There is no way to talk about this essential theme of “The Day” whose dawning we are called on to wake up and ready ourselves for without talking about these themes implicit in ways that societies are constructed and operate. The problem, of course, is that for centuries large numbers of Christians and great swaths of the churches have taken the eschatological hope enunciated by the prophets of Israel, by Jesus, and by the writers of the New Testament (notably the gospel writers and St. Paul) and converted all that into a reality that will be realized for individuals when they arrive in “heaven” which is not on earth but in or on another plane.

I’m not saying that an afterlife is not related to all these things; but I do mean that the key idea in the New Testament is not “going to heaven when you die” but rather heaven as being raised to live in union with the Risen Lord here and now and forever. And if “heaven” is a reward, what is it a reward for? It is a “reward” (I’d rather say “a gift”) that comes with living in union with the God whose Day we are called to wake up and anticipate —and spend our energy working and praying and giving ourselves to make present.

There’s no conceivable way of talking about Buddhism without talking about enlightenment. That’s what to be a buddha or a bodhisattva means: to be enlightened, to be awake and aware. The entire practice of meditation is about paying attention, simply noticing, being present, being aware, being awake. Sounds a lot like being “woke” to me.

Although the linguistic purist in me would be hard pressed to make a case for using “woke” as an adjective for being awake, it is a perfectly good word as the normal past tense of “wake.” Thus, “I wake up every morning; I woke up suddenly last night; I woke this morning to the sound of singing; I have waked up (have woken) in the past; I’m awake now.” And so on. Well, if you want to use “woke” as the colloquial past participle or adjective describing the same thing as being awake and aware, go right ahead. The point is not the grammar of the thing but the truth of it.

To have been woken, or to have woken, is, biblically speaking, to have grasped the idea—the hope—of a future towards which Earth is moving. That itself should be enough to shape our understanding of what is at stake in being “woke.” What kind of world do you want to see? Is what you want to see consonant with the dream of God? Is it the direction in which humanity is evolving? Evolution never means going backward. By its very nature the direction of evolution is towards the future. The only thing that holds humanity back is our pining for things that have passed, or are passing, away.

Think about it. Species that fail to adapt become extinct. It might take a long while, but it is predictable. Of course, species can become extinct for other reasons as well, such as being obliterated by predators. Don’t we have some agency in shaping the future, or at least trying to make life better for generations that follow us? Psychologist Erik Erikson called this drive the capacity for generativity. The Bible is replete with calls for human beings to wake up and see oppression and to make no peace with it. The future is not for us alone, but we are busy making it precisely because whatever we are doing has long-lasting consequences. That’s why it’s a bad idea to be asleep to the effects our decisions right now will likely produce.

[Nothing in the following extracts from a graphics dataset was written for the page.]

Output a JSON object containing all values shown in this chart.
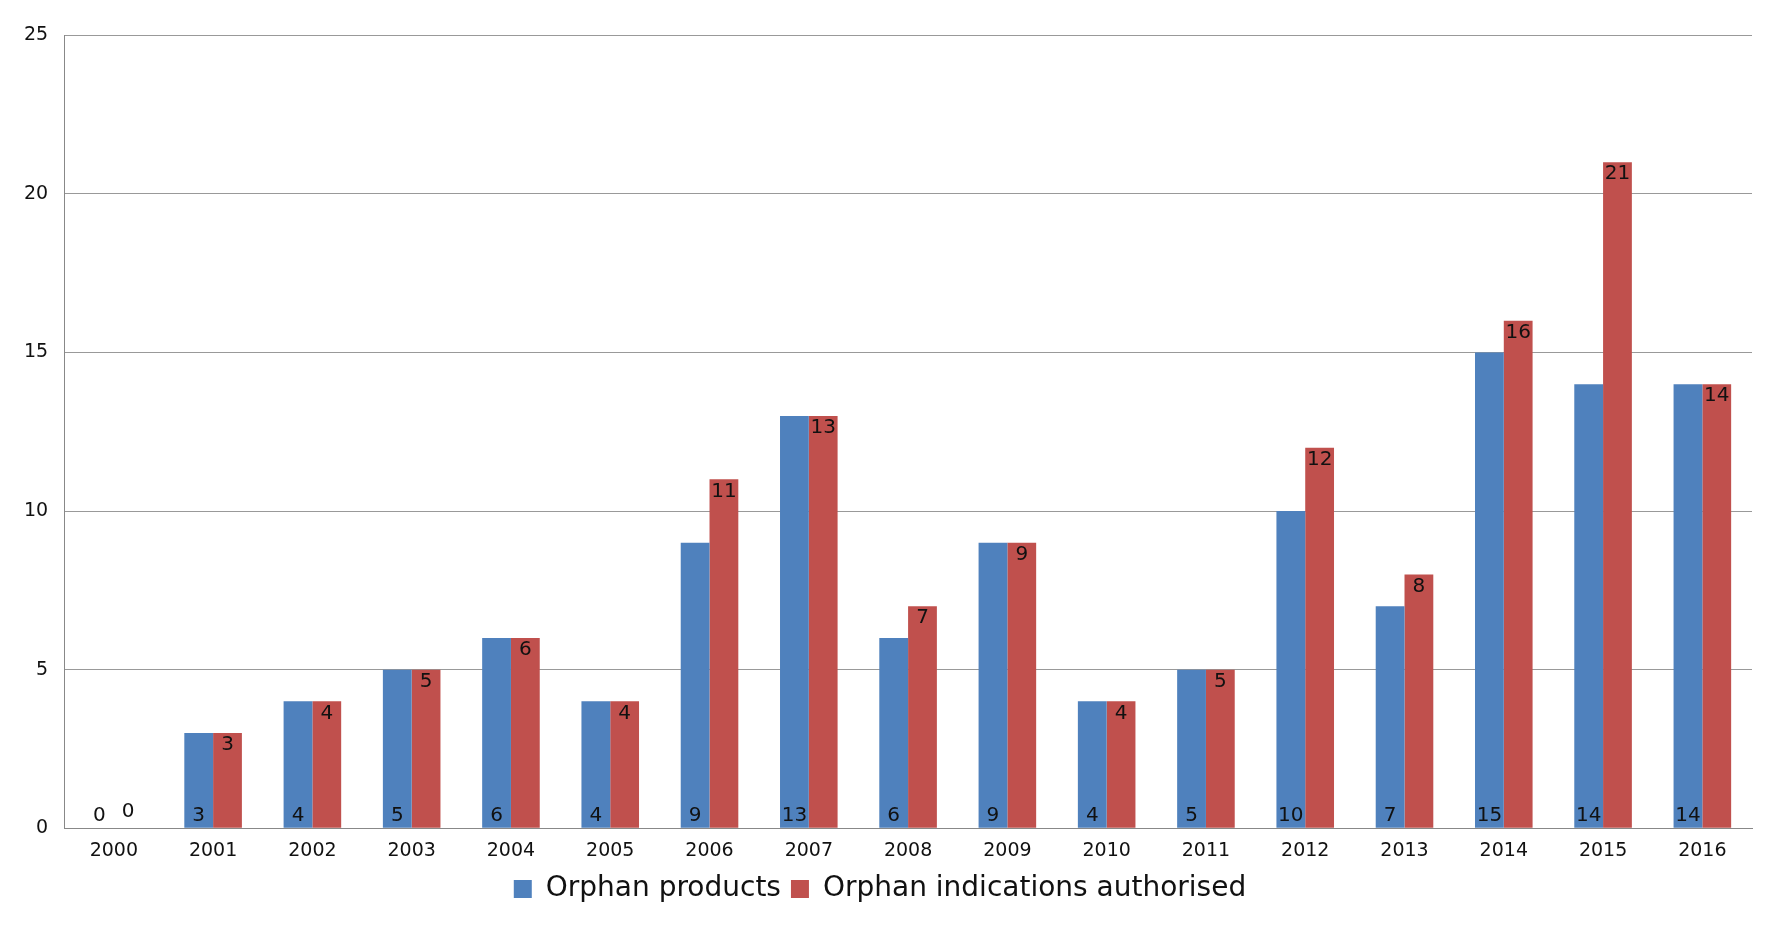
{
  "chart_data": {
    "type": "bar",
    "categories": [
      "2000",
      "2001",
      "2002",
      "2003",
      "2004",
      "2005",
      "2006",
      "2007",
      "2008",
      "2009",
      "2010",
      "2011",
      "2012",
      "2013",
      "2014",
      "2015",
      "2016"
    ],
    "series": [
      {
        "name": "Orphan products",
        "color": "#4f81bd",
        "values": [
          0,
          3,
          4,
          5,
          6,
          4,
          9,
          13,
          6,
          9,
          4,
          5,
          10,
          7,
          15,
          14,
          14
        ]
      },
      {
        "name": "Orphan indications authorised",
        "color": "#c0504d",
        "values": [
          0,
          3,
          4,
          5,
          6,
          4,
          11,
          13,
          7,
          9,
          4,
          5,
          12,
          8,
          16,
          21,
          14
        ]
      }
    ],
    "ylim": [
      0,
      25
    ],
    "yticks": [
      0,
      5,
      10,
      15,
      20,
      25
    ],
    "grid": "y",
    "legend": "bottom",
    "data_labels": true
  }
}
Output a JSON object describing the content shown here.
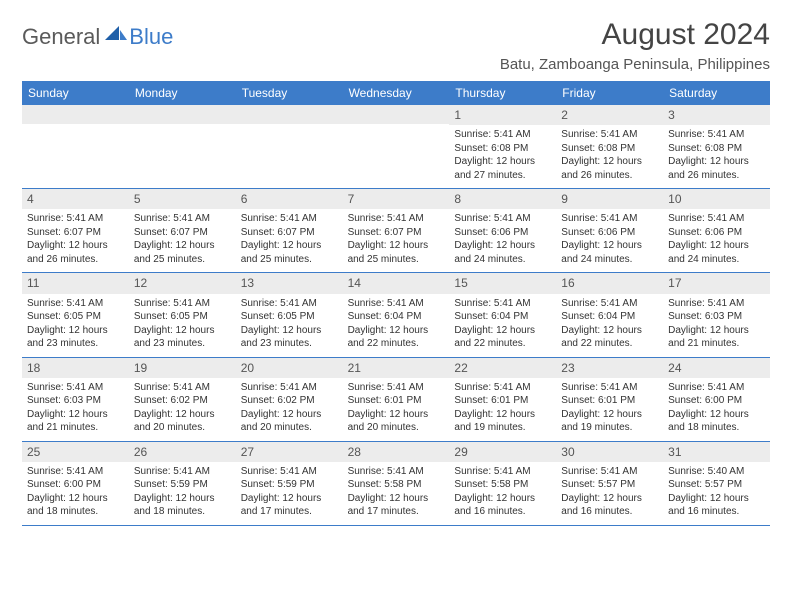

So, what are we humans going to become? Martin Luther King, Jr., inspired by theologian Howard Thurman, said, “The arc of the moral universe is long, but it bends towards justice.” Everyone who has quoted that has likely added that the arc seems awfully long. Indeed it is. The issue is not how long the arc is but what it bends towards.

I believe that the arc bends towards those things like diversity; mutuality; interdependence; respect for the worth of every person; according dignity to all, regardless of social status, sexual profile, or any other aspect of personhood.

I believe the arc of justice bends towards a society of human beings who are woke enough to see that we are all one family, one humanity, one blood, one Body.

[1] Wikipedia, https://en.wikipedia.org/wiki/Woke#:~:text=Woke%20is%20an%20adjective%20derived,2010s%20with%20the%20hashtag%20%23staywoke.accessed on the internet May 18, 2025.

[2] The Hymnal 1982 (New York: Church Pension Fund, 1985), 615.